"You did well," my father said as he herded the coins off the table into the palm of his hand. "I'll make it up to a pound and we'll turn these into paper."

Dressed in my new black blazer, tie and slacks, I felt like a man who had come into some huge inheritance. I'd buy a car, I thought. Or, at least, all the sweets in Robertson's.

Later, at my Communion lunch in the Killiney Court Hotel, I heard the note crinkle in my pocket as I cut into my first steak dinner. I have a picture of the occasion. I'm all self-conscious elbows and skewed spectacles trying to look grown-up.

The picture is a reminder that my Communion Day was a watershed, spiritually and financially. It was a religious awakening, and also the day I came to covet money for the first time.

It's still the same for Irish children. We do mixed values from an early age in Ireland. We just do it on a bigger scale these days.

Across the road, 25 years later, two friends who made their Communion on the same day changed my view of money again. The well-known chef and the Entrepreneur drove to Killiney beach after a typically indulgent Celtic Tiger meal. They brought a bottle of vintage Victorian-era port.

"We drank it as the sun came up," Entrepreneur told me the following day, "then we tossed the bottle in the water." He expected me to be impressed. I felt sorry for him instead. The moment when two men bush-drank expensive port was when the Tiger reached its tacky apotheosis for me.

I realised then that Entrepreneur had the same concept of money as I did on my Communion Day, when I mentally plundered a sweetshop. I realised he, and to a lesser extent me, were like children who had lost the run of themselves.

Last week, Nama chief Frank Daly announced the final round-up of those who lost the run of themselves and won't accept the Tiger is dead. Those who cling to their "extravagant mindsets" are in for a shock. Trophy homes are at risk. This was welcomed as the proof that the Tiger is finally dead.

It isn't. Despite the hardships, it's still alive – in the equally extravagant mindsets of the other, non-developer, sections of society. There were three outstanding examples of this last week.

On Sunday, the Sunday Independent editor published a photograph of himself lolling on a knoll with a doll. He lay in the grass at Trinity with model Rosanna Davison and listened to her explain "her side" of her "controversial moonlight flit" to Marrakech with developer Johnny Ronan. If you're not familiar with that story, don't worry – it's really not worth reading about.

Rosanna was "shocked by the level of interest in this story". She wasn't the only one. I'm loath to have a pop at another paper, but a full broadsheet page, written by an editor, on the witterings of a former Miss World?

The Rosanna story didn't do anything for the news agenda of the day, but it did help perpetuate the myth that the Tiger days of endless alcopop launches and whirlwind holidays were still roaring along.

Do readers really buy into this? Or do they just read these stories to sneer at the likes of Rosanna? I don't know. Either way, they sell newspapers.

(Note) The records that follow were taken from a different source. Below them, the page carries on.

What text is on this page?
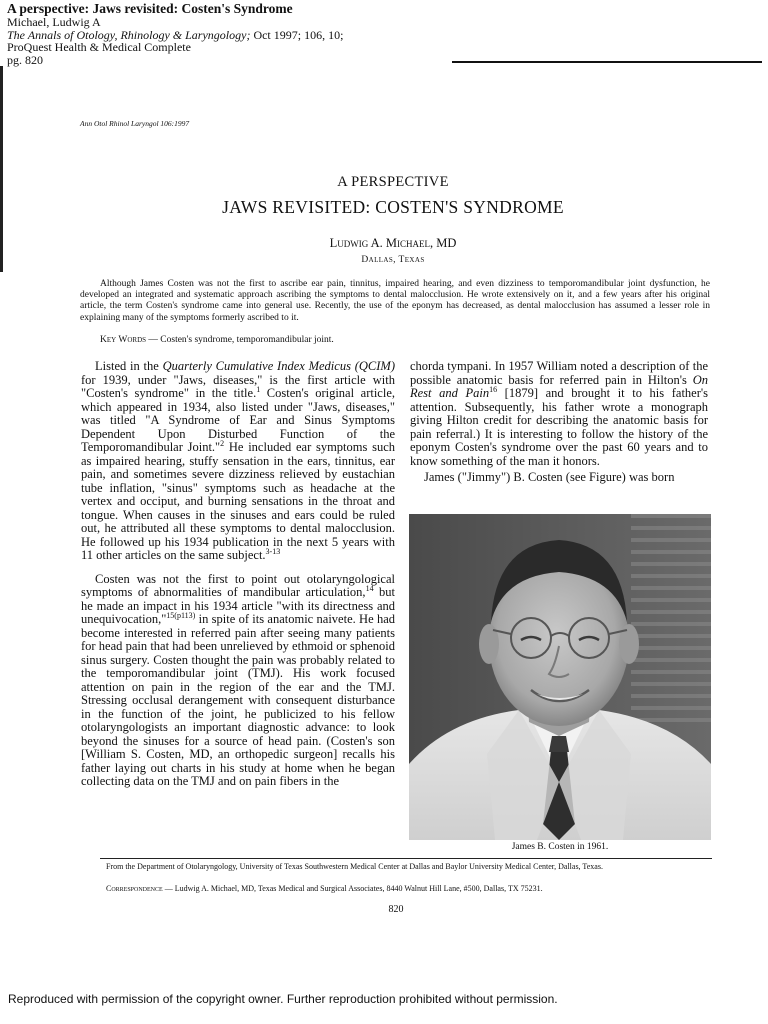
A perspective: Jaws revisited: Costen's Syndrome
Michael, Ludwig A
The Annals of Otology, Rhinology & Laryngology; Oct 1997; 106, 10;
ProQuest Health & Medical Complete
pg. 820
Ann Otol Rhinol Laryngol 106:1997
A PERSPECTIVE
JAWS REVISITED: COSTEN'S SYNDROME
Ludwig A. Michael, MD
Dallas, Texas
Although James Costen was not the first to ascribe ear pain, tinnitus, impaired hearing, and even dizziness to temporomandibular joint dysfunction, he developed an integrated and systematic approach ascribing the symptoms to dental malocclusion. He wrote extensively on it, and a few years after his original article, the term Costen's syndrome came into general use. Recently, the use of the eponym has decreased, as dental malocclusion has assumed a lesser role in explaining many of the symptoms formerly ascribed to it.
Key Words — Costen's syndrome, temporomandibular joint.

Listed in the Quarterly Cumulative Index Medicus (QCIM) for 1939, under "Jaws, diseases," is the first article with "Costen's syndrome" in the title.$^1$ Costen's original article, which appeared in 1934, also listed under "Jaws, diseases," was titled "A Syndrome of Ear and Sinus Symptoms Dependent Upon Disturbed Function of the Temporomandibular Joint."$^2$ He included ear symptoms such as impaired hearing, stuffy sensation in the ears, tinnitus, ear pain, and sometimes severe dizziness relieved by eustachian tube inflation, "sinus" symptoms such as headache at the vertex and occiput, and burning sensations in the throat and tongue. When causes in the sinuses and ears could be ruled out, he attributed all these symptoms to dental malocclusion. He followed up his 1934 publication in the next 5 years with 11 other articles on the same subject.$^{3-13}$

Costen was not the first to point out otolaryngological symptoms of abnormalities of mandibular articulation,$^{14}$ but he made an impact in his 1934 article "with its directness and unequivocation,"$^{15(p113)}$ in spite of its anatomic naivete. He had become interested in referred pain after seeing many patients for head pain that had been unrelieved by ethmoid or sphenoid sinus surgery. Costen thought the pain was probably related to the temporomandibular joint (TMJ). His work focused attention on pain in the region of the ear and the TMJ. Stressing occlusal derangement with consequent disturbance in the function of the joint, he publicized to his fellow otolaryngologists an important diagnostic advance: to look beyond the sinuses for a source of head pain. (Costen's son [William S. Costen, MD, an orthopedic surgeon] recalls his father laying out charts in his study at home when he began collecting data on the TMJ and on pain fibers in the

chorda tympani. In 1957 William noted a description of the possible anatomic basis for referred pain in Hilton's On Rest and Pain$^{16}$ [1879] and brought it to his father's attention. Subsequently, his father wrote a monograph giving Hilton credit for describing the anatomic basis for pain referral.) It is interesting to follow the history of the eponym Costen's syndrome over the past 60 years and to know something of the man it honors.

James ("Jimmy") B. Costen (see Figure) was born

James B. Costen in 1961.
From the Department of Otolaryngology, University of Texas Southwestern Medical Center at Dallas and Baylor University Medical Center, Dallas, Texas.
Correspondence — Ludwig A. Michael, MD, Texas Medical and Surgical Associates, 8440 Walnut Hill Lane, #500, Dallas, TX 75231.
820
Reproduced with permission of the copyright owner. Further reproduction prohibited without permission.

The second example of the Tiger's premature obituary was the funeral of Eamon Dunne. The so-called 'Don' was responsible for 17 murders. He was given a full-on gangster funeral, surrounded by tough-looking men with shaved heads. Tony Soprano would have been envious.

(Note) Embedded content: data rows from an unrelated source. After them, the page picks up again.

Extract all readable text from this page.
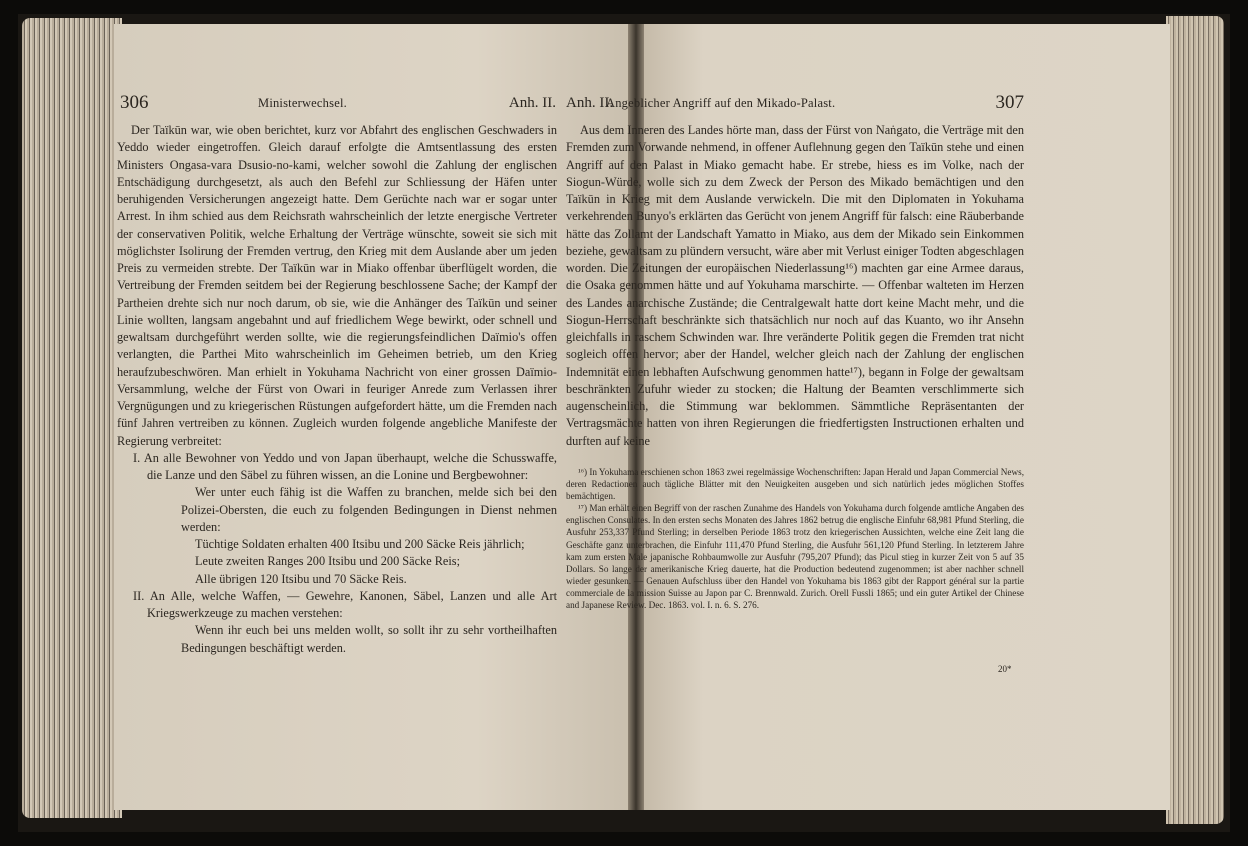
306	Ministerwechsel.	Anh. II.

Der Taïkūn war, wie oben berichtet, kurz vor Abfahrt des englischen Geschwaders in Yeddo wieder eingetroffen. Gleich darauf erfolgte die Amtsentlassung des ersten Ministers Ongasa-vara Dsusio-no-kami, welcher sowohl die Zahlung der englischen Entschädigung durchgesetzt, als auch den Befehl zur Schliessung der Häfen unter beruhigenden Versicherungen angezeigt hatte. Dem Gerüchte nach war er sogar unter Arrest. In ihm schied aus dem Reichsrath wahrscheinlich der letzte energische Vertreter der conservativen Politik, welche Erhaltung der Verträge wünschte, soweit sie sich mit möglichster Isolirung der Fremden vertrug, den Krieg mit dem Auslande aber um jeden Preis zu vermeiden strebte. Der Taïkūn war in Miako offenbar überflügelt worden, die Vertreibung der Fremden seitdem bei der Regierung beschlossene Sache; der Kampf der Partheien drehte sich nur noch darum, ob sie, wie die Anhänger des Taïkūn und seiner Linie wollten, langsam angebahnt und auf friedlichem Wege bewirkt, oder schnell und gewaltsam durchgeführt werden sollte, wie die regierungsfeindlichen Daïmio's offen verlangten, die Parthei Mito wahrscheinlich im Geheimen betrieb, um den Krieg heraufzubeschwören. Man erhielt in Yokuhama Nachricht von einer grossen Daïmio-Versammlung, welche der Fürst von Owari in feuriger Anrede zum Verlassen ihrer Vergnügungen und zu kriegerischen Rüstungen aufgefordert hätte, um die Fremden nach fünf Jahren vertreiben zu können. Zugleich wurden folgende angebliche Manifeste der Regierung verbreitet:

I. An alle Bewohner von Yeddo und von Japan überhaupt, welche die Schusswaffe, die Lanze und den Säbel zu führen wissen, an die Lonine und Bergbewohner:
Wer unter euch fähig ist die Waffen zu branchen, melde sich bei den Polizei-Obersten, die euch zu folgenden Bedingungen in Dienst nehmen werden:
Tüchtige Soldaten erhalten 400 Itsibu und 200 Säcke Reis jährlich;
Leute zweiten Ranges 200 Itsibu und 200 Säcke Reis;
Alle übrigen 120 Itsibu und 70 Säcke Reis.
II. An Alle, welche Waffen, — Gewehre, Kanonen, Säbel, Lanzen und alle Art Kriegswerkzeuge zu machen verstehen:
Wenn ihr euch bei uns melden wollt, so sollt ihr zu sehr vortheilhaften Bedingungen beschäftigt werden.
Anh. II.
Angeblicher Angriff auf den Mikado-Palast.	307

Aus dem Inneren des Landes hörte man, dass der Fürst von Naṅgato, die Verträge mit den Fremden zum Vorwande nehmend, in offener Auflehnung gegen den Taïkūn stehe und einen Angriff auf den Palast in Miako gemacht habe. Er strebe, hiess es im Volke, nach der Siogun-Würde, wolle sich zu dem Zweck der Person des Mikado bemächtigen und den Taïkūn in Krieg mit dem Auslande verwickeln. Die mit den Diplomaten in Yokuhama verkehrenden Bunyo's erklärten das Gerücht von jenem Angriff für falsch: eine Räuberbande hätte das Zollamt der Landschaft Yamatto in Miako, aus dem der Mikado sein Einkommen beziehe, gewaltsam zu plündern versucht, wäre aber mit Verlust einiger Todten abgeschlagen worden. Die Zeitungen der europäischen Niederlassung¹⁶) machten gar eine Armee daraus, die Osaka genommen hätte und auf Yokuhama marschirte. — Offenbar walteten im Herzen des Landes anarchische Zustände; die Centralgewalt hatte dort keine Macht mehr, und die Siogun-Herrschaft beschränkte sich thatsächlich nur noch auf das Kuanto, wo ihr Ansehn gleichfalls in raschem Schwinden war. Ihre veränderte Politik gegen die Fremden trat nicht sogleich offen hervor; aber der Handel, welcher gleich nach der Zahlung der englischen Indemnität einen lebhaften Aufschwung genommen hatte¹⁷), begann in Folge der gewaltsam beschränkten Zufuhr wieder zu stocken; die Haltung der Beamten verschlimmerte sich augenscheinlich, die Stimmung war beklommen. Sämmtliche Repräsentanten der Vertragsmächte hatten von ihren Regierungen die friedfertigsten Instructionen erhalten und durften auf keine

¹⁶) In Yokuhama erschienen schon 1863 zwei regelmässige Wochenschriften: Japan Herald und Japan Commercial News, deren Redactionen auch tägliche Blätter mit den Neuigkeiten ausgeben und sich natürlich jedes möglichen Stoffes bemächtigen.

¹⁷) Man erhält einen Begriff von der raschen Zunahme des Handels von Yokuhama durch folgende amtliche Angaben des englischen Consulates. In den ersten sechs Monaten des Jahres 1862 betrug die englische Einfuhr 68,981 Pfund Sterling, die Ausfuhr 253,337 Pfund Sterling; in derselben Periode 1863 trotz den kriegerischen Aussichten, welche eine Zeit lang die Geschäfte ganz unterbrachen, die Einfuhr 111,470 Pfund Sterling, die Ausfuhr 561,120 Pfund Sterling. In letzterem Jahre kam zum ersten Male japanische Rohbaumwolle zur Ausfuhr (795,207 Pfund); das Picul stieg in kurzer Zeit von 5 auf 35 Dollars. So lange der amerikanische Krieg dauerte, hat die Production bedeutend zugenommen; ist aber nachher schnell wieder gesunken. — Genauen Aufschluss über den Handel von Yokuhama bis 1863 gibt der Rapport général sur la partie commerciale de la mission Suisse au Japon par C. Brennwald. Zurich. Orell Fussli 1865; und ein guter Artikel der Chinese and Japanese Review. Dec. 1863. vol. I. n. 6. S. 276.

20*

Gangster pomp like Dunne's funeral didn't exist before the Celtic Tiger. Before people like Dunne became rich selling cocaine to Ireland's bright young social set.

The Tiger's darkest side appears to live on.

The third example is the tackiest of them all. Last Monday, Kilkenny City hosted Ireland's first Communion Expo. It was modelled on a wedding fair. There was "complementary curling", "colour confidence consultations" and "goody bags" with "pampering treats". Up-style hairdos ranged "from €30 to €45". One woman planned to spend €1,500 on her daughter's "big day", including a hotel lunch for 30 people.

This Communion/Wedding construction is one of the most obnoxious by-products of the Boom. It's all about one-upmanship. It's vulgar and wasteful. It uses Ronseal-coloured children as accessories. It sets them up for bitter disappointments later in their young lives. 'This week you're a princess bride, next week you're Cinderella as daddy goes on the dole'.

This Communion fair shows that it's not just developers who are in denial about the boom years being over. They're not the only ones that believe this is just a blip and we'll soon be restocking our cellars. 'Ordinary' people are too.

The Celtic Tiger will never be dead while newspapers continue to sell society girls as role models and idiots prop up drug gangs by buying cocaine.

It will dwell in the Irish psyche until parents stop passing the message on to their children that 'bling is still in'.

If that doesn't stop, the generation making their Communion this month haven't a prayer of ever realising that the Tiger is never, ever coming back.